The secret of the Shkval’s speed is in its special engine, which runs on solid fuel. While an ordinary torpedo gains speed with the help of spinning propellers, the Shkval uses super-cavitation. A special design in the engine makes it possible to achieve a unique physical effect, whereby a gas bubble forms around the moving torpedo. That allows the projectile to move virtually in a vacuum, minimizing drag.
The Shkval torpedo remains one of the most top-secret Russian military designs. Although it has been in operation for nearly 40 years, some of its technical characteristics continue to be classified. It is therefore not surprising that Shkval-related documents featured in an early 2000s spy scandal involving U.S. businessman Edmond Pope.
Most attempts to replicate this torpedo abroad have failed. It was only in 2005 that the German Navy received an underwater rocket with specifications close to those of the Shkval, although even that failed to beat the Russian equivalent in terms of speed.
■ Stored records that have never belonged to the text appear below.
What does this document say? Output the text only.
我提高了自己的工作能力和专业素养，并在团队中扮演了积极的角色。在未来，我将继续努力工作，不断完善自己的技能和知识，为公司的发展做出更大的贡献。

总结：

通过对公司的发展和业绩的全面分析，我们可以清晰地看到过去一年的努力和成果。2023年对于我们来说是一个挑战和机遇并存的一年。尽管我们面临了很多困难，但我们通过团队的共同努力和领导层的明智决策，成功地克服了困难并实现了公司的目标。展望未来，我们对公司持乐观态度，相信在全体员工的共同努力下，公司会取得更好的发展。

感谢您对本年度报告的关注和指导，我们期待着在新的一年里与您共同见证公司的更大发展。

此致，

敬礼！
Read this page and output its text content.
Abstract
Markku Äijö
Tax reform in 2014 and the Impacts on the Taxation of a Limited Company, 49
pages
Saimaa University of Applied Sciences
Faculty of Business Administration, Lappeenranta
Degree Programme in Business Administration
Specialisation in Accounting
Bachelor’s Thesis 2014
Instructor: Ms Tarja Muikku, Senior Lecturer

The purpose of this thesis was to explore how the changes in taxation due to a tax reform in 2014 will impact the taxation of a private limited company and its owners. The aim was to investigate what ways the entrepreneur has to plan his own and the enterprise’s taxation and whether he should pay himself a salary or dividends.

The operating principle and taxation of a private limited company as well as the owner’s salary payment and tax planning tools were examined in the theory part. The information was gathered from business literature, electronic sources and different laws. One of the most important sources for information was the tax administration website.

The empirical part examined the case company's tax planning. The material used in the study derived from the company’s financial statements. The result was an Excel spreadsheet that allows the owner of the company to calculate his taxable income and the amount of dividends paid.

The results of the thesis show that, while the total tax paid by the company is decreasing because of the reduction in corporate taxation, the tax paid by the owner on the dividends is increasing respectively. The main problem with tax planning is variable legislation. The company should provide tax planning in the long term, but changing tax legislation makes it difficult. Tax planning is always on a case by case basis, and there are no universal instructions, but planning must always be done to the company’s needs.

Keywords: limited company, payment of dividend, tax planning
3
Cold War legacy in the 21st century

Like many other military designs that originated in the Cold War, the Shkval has outlived the Soviet-U.S. global confrontation. It was originally created as a Soviet response to the development of U.S. naval air defence. Soviet aviation was no match for the powerful American navy and reactive torpedoes emerged as critical know-how aimed to overcome that deficiency.
The Shkval still remains popular as an effective anti-naval weapon. Russian designers developed a dedicated export version of the torpedo in 1992, which is somewhat inferior to the original in terms of its range and speed but is still superior to foreign equivalents.
Yet the Shkval has considerable potential for improvement. It has a relatively short firing range and the depth capability of its carrier is limited. This makes a Shkval-enabled submarine susceptible to active enemy defence. A torpedo travelling at a high speed generates noise that makes it easy to detect it. Finally, it does not have a homing guidance system. It is most likely that all these considerations have been taken into account in the development of the ‘Khishchnik,’ given that technology has achieved great leaps forward. Things that were technically impossible 40 years are quite achievable today.